The first key to this puzzle is measurement—not just code quality measurement, which is critical and widely available, but an architectural set of measurements for early identification of architectural drift based on measurable baselines so architects can track architectural technical debt and build a plan to address it based on scientific data that's monitored, tracked and shared. We can’t fix what we can’t measure, and this goes double for modernization. In particular, it explains why modernization has been more of an art than a science, with just a handful of experts armed with manual processes and limited best practices that have barely moved the needle on the backlog of applications requiring modernization.

The second key is choosing which services require or deserve investment in modernization.
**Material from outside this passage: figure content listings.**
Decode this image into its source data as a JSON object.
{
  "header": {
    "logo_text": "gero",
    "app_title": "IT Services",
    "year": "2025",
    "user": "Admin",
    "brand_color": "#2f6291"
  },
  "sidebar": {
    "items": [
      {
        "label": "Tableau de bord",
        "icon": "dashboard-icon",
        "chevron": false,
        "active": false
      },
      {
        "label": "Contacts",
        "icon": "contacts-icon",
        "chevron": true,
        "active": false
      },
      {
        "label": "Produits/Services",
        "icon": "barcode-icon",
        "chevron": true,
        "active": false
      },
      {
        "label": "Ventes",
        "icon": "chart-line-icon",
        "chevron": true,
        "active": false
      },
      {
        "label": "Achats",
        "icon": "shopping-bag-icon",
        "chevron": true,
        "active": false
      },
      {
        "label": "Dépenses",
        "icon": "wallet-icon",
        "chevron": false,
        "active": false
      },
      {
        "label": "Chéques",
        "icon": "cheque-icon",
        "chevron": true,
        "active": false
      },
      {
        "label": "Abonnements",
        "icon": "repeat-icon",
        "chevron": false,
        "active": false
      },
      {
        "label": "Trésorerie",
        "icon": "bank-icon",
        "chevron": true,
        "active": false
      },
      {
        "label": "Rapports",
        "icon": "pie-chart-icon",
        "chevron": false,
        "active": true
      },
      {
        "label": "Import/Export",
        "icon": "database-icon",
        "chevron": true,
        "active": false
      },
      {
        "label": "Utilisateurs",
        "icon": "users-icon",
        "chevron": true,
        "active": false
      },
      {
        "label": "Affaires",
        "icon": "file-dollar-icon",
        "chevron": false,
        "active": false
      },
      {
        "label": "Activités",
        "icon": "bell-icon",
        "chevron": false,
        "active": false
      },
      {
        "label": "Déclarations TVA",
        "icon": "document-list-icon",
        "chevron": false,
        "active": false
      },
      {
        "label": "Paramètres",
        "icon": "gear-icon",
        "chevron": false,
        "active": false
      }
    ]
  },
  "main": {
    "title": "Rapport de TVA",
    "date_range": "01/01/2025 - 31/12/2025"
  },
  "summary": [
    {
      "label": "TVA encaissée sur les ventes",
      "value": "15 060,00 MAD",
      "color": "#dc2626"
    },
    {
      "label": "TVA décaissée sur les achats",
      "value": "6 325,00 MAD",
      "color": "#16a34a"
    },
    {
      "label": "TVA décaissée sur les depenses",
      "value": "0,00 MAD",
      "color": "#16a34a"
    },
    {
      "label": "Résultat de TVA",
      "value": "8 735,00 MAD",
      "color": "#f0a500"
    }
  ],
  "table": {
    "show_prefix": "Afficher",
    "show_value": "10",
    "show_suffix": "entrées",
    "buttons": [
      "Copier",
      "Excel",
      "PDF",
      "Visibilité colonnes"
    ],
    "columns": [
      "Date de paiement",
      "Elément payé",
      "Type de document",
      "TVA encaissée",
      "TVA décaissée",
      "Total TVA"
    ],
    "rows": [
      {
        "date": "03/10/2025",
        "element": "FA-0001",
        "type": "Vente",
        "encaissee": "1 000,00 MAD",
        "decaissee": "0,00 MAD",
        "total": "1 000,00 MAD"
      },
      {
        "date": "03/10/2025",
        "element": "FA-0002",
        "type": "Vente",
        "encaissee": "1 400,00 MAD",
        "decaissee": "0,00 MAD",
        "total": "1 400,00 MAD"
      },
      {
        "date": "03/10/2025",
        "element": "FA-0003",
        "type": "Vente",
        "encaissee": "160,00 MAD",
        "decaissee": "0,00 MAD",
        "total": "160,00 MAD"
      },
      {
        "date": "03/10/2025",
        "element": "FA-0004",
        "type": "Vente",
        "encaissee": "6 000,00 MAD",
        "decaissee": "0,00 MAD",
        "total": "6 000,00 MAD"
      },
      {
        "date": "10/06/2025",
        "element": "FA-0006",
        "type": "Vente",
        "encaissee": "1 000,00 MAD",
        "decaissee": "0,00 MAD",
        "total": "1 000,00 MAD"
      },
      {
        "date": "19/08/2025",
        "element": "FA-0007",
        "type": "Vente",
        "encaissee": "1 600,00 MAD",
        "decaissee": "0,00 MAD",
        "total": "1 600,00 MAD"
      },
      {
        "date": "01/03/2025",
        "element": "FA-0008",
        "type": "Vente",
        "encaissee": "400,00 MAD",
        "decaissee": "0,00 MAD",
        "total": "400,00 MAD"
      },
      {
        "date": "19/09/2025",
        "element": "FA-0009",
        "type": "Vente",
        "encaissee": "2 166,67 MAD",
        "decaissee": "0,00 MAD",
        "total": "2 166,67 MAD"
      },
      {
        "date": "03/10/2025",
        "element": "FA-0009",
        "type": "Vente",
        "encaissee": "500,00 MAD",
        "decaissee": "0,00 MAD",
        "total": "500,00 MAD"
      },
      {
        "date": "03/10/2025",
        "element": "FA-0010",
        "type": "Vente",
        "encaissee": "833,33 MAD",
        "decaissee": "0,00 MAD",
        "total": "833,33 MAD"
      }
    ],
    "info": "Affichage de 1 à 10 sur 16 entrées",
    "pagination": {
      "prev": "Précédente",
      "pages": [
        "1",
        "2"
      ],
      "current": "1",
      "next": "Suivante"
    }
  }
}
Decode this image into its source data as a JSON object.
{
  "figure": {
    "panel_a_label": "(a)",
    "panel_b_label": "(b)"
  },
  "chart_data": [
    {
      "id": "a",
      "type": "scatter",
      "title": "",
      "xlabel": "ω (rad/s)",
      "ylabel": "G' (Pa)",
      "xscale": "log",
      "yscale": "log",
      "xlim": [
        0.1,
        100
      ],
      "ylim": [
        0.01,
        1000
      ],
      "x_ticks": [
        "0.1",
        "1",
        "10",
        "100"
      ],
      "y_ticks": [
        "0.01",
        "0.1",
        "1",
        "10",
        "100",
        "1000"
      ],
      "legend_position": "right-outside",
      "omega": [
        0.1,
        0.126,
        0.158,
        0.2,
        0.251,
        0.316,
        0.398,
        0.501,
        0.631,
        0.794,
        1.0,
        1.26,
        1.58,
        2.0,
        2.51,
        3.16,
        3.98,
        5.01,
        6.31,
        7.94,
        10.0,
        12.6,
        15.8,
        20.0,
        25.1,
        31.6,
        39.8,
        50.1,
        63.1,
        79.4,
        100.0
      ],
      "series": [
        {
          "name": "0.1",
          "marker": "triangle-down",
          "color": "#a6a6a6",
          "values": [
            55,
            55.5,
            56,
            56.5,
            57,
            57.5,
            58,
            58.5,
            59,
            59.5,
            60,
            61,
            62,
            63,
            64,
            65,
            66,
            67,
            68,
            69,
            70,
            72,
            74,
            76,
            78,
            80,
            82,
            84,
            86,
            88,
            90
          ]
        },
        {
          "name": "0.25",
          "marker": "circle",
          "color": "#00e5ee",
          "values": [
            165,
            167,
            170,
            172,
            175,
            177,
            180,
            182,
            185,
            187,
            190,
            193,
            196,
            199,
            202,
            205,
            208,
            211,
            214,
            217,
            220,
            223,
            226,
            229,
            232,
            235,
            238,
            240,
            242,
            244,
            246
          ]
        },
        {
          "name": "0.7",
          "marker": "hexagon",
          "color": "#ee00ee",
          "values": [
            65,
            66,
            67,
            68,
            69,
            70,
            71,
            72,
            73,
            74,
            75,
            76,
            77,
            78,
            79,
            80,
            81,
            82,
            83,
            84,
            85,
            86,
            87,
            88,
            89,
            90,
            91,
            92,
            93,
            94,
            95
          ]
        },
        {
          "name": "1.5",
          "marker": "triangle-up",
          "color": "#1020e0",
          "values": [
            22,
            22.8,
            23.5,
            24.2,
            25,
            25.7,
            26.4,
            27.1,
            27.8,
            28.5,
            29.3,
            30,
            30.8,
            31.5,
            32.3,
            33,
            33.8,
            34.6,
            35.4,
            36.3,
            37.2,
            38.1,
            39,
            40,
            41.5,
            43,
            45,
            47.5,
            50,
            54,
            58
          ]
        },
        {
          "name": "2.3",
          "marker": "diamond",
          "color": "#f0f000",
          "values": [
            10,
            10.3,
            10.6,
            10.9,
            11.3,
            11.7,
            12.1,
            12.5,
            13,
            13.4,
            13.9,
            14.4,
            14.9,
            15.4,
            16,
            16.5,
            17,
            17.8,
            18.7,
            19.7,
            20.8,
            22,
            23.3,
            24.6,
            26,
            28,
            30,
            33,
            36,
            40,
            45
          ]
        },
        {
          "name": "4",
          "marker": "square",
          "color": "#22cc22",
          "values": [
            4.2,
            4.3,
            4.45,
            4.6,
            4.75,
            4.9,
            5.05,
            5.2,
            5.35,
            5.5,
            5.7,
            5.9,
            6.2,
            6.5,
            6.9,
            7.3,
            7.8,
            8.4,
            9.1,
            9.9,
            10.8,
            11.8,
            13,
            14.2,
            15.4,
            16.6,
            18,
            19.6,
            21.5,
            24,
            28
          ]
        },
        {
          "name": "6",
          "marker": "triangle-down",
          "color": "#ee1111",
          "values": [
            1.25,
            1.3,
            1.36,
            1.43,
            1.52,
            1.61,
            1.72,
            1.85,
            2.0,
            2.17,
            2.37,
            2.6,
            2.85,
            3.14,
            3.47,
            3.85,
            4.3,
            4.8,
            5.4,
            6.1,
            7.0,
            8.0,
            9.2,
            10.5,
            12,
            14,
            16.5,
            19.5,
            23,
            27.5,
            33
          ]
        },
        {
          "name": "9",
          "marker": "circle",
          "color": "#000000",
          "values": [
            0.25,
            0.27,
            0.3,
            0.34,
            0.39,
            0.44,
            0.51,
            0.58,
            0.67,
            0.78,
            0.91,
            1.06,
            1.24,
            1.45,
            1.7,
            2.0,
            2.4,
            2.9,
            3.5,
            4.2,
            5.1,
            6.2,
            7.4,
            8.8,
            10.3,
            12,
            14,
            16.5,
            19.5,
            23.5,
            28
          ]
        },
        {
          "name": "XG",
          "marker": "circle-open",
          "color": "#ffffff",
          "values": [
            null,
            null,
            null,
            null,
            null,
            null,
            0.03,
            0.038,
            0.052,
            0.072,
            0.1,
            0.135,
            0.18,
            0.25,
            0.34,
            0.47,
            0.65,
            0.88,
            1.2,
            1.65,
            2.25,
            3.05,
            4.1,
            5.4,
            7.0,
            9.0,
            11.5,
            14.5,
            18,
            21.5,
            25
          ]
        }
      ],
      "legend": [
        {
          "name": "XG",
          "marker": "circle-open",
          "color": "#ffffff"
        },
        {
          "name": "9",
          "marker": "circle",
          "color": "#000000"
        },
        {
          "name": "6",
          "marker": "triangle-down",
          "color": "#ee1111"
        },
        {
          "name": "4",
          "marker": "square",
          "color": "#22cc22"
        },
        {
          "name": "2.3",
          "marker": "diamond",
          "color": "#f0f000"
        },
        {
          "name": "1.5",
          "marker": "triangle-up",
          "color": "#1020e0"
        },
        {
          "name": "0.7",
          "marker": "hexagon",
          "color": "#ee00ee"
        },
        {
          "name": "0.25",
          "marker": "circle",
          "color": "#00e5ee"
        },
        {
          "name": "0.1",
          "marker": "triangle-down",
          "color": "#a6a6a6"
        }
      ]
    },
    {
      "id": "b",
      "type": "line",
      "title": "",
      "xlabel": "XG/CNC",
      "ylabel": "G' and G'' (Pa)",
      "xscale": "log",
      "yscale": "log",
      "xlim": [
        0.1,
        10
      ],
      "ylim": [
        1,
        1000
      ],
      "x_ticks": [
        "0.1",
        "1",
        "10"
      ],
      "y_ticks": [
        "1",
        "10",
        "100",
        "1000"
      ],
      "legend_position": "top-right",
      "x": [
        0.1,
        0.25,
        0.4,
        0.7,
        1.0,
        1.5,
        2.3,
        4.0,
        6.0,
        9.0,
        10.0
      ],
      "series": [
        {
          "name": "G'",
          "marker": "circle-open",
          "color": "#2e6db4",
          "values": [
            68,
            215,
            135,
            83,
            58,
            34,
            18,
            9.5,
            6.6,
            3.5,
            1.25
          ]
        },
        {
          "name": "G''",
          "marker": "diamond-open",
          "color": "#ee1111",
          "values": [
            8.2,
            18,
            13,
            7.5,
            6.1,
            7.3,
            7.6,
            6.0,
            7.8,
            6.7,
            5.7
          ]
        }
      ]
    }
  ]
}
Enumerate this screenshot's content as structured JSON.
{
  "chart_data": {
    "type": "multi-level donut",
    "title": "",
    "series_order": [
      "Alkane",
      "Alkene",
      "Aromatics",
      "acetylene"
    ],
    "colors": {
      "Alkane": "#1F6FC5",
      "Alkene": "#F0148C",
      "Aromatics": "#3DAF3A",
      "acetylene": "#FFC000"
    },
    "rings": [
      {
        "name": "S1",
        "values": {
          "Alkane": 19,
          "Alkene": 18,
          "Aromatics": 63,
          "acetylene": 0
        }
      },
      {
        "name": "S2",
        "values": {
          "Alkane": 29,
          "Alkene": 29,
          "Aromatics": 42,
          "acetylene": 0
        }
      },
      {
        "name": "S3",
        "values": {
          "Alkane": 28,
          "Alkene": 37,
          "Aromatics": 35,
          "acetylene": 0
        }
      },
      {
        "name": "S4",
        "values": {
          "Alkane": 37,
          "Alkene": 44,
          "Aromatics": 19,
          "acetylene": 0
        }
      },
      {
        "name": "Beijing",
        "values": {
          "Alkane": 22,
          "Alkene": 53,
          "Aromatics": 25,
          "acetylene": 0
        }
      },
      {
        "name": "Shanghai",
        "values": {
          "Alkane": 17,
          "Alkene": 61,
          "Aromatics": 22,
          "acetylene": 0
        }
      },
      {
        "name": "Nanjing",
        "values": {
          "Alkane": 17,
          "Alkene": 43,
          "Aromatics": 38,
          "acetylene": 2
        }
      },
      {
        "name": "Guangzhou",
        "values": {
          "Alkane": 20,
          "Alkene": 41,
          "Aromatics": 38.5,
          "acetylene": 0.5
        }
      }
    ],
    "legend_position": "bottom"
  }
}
More specifically, architectural technical debt, although critical to understand and track, shouldn't be the only criteria for modernization. These metrics need to be overlaid with the business value streams of the application and the business services it supplies and supports.

An 80/20 rule is typical for monoliths, with 20% of the services providing 80% of the current value. These are the key services to target for transformation into microservices. Cloud costs can also follow the 80/20 rule, as typically, 20% of a lift-and-shift monolith eats up 80% of your cloud instance investment. Pulling those services out to take advantage of the elasticity, wide choice of compute instances and inherent scalability of the cloud can truly optimize your current cloud spend.

The third and final key is prevention—building a proactive, continuous modernization culture that commits to measuring, baselining and tracking all your critical apps to manage architectural technical debt before it hits a critical state at which recovery is difficult and impactful to the business. A great example is the many early microservices that have begun to take on the shape of mini-monoliths.

Start with the applications that have already been lifted and shifted to the cloud or the apps with the most impactful services that can be extracted for big business wins or cost savings. By measuring your architectural technical debt, using this data to accelerate your modernization strategy and adopting continuous modernization best practices going forward, your organization can access new levels of innovation and resilience.